Only Unicode escapes
If you want to unescape only sequences in the format \u0000
than it is simple to do it with a single regex replace:
def unescapeUnicode(str: String): String =
"""\\u+([0-9a-fA-F]{4})""".r.replaceAllIn(str,
m => Integer.parseInt(m.group(1), 16).toChar match {
case '\\' => """\\"""
case '$' => """\$"""
case c => c.toString
})
And the result is
scala> unescapeUnicode("b\\u00f4lovar \\u30B7")
res1: String = bôlovar シ
We have to process characters $
and \
separately, because they are treated as special by the java.util.regex.Matcher.appendReplacement
method:
def wrongUnescape(str: String): String =
"""\\u([0-9a-fA-F]{4})""".r.replaceAllIn(str,
m => Integer.parseInt(m.group(1), 16).toChar.toString)

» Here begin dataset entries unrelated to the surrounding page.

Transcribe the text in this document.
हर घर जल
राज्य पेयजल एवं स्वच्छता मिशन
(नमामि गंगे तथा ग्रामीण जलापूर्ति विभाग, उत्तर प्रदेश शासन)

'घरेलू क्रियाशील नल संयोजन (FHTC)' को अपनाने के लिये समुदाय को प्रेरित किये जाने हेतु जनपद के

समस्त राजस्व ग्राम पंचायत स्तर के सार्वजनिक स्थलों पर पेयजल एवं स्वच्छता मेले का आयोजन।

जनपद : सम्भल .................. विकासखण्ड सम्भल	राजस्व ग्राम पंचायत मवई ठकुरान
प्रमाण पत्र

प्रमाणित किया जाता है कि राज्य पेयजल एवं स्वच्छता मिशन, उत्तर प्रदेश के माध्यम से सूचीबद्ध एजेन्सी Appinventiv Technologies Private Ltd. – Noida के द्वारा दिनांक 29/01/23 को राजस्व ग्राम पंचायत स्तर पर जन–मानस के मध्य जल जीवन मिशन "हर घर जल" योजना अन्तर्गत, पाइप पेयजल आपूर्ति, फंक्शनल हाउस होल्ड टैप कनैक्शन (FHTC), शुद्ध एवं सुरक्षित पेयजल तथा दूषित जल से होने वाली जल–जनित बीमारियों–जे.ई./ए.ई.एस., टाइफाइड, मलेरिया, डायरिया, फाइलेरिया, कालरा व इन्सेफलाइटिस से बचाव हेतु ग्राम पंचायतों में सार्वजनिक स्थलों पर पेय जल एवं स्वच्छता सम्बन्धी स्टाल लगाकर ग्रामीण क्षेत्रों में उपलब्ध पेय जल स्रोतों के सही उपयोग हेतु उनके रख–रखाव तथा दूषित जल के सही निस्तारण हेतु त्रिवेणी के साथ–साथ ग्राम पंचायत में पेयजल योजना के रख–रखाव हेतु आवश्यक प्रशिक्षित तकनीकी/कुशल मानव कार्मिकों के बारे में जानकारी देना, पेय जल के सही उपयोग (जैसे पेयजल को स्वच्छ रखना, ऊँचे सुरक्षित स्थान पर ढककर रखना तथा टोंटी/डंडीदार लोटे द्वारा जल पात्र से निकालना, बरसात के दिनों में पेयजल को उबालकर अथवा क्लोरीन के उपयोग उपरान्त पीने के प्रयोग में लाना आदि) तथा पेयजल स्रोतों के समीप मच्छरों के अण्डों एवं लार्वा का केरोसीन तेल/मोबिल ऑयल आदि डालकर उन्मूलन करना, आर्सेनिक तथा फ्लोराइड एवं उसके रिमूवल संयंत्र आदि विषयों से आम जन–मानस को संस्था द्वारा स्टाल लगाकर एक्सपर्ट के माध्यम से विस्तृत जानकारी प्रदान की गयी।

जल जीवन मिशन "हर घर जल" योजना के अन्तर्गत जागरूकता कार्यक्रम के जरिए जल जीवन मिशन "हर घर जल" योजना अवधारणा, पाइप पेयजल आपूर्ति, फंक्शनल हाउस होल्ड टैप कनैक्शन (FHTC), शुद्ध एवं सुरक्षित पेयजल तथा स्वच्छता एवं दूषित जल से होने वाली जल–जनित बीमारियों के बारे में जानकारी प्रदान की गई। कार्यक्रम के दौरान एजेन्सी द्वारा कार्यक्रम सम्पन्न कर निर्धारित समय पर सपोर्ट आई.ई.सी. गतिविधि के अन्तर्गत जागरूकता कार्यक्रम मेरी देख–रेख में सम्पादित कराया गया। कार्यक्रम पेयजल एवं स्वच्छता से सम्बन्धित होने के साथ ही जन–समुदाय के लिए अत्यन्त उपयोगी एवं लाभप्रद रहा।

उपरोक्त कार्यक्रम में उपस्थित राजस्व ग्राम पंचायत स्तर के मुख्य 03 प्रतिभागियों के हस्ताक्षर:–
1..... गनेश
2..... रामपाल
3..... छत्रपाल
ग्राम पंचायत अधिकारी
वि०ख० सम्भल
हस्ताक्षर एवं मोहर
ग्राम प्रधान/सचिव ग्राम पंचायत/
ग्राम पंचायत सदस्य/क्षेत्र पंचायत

scala> wrongUnescape("\\u00" + Integer.toString('$', 16))
java.lang.IllegalArgumentException: Illegal group reference: group index is missing
at java.util.regex.Matcher.appendReplacement(Matcher.java:819)
... 46 elided
scala> wrongUnescape("\\u00" + Integer.toString('\\', 16))
java.lang.IllegalArgumentException: character to be escaped is missing
at java.util.regex.Matcher.appendReplacement(Matcher.java:809)
... 46 elided
All escape characters
Unicode character escapes are a bit special: they are not a part of string literals, but a part of the program code. There is a separate phase to replace unicode escapes with characters:
scala> Integer.toString('a', 16)
res2: String = 61
scala> val \u0061 = "foo"
a: String = foo
scala> // first \u005c is replaced with a backslash, and then \t is replaced with a tab.
scala> "\u005ct"
res3: String = " "
There is a function StringContext.treatEscapes
in Scala library, that supports all normal escapes from the language specification.
So if you want to support unicode escapes and all normal Scala escapes, you can unescape both sequentially:
def unescape(str: String): String =
StringContext.treatEscapes(unescapeUnicode(str))
scala> unescape("\\u0061\\n\\u0062")
res4: String =
a
b
scala> unescape("\\u005ct")
res5: String = " "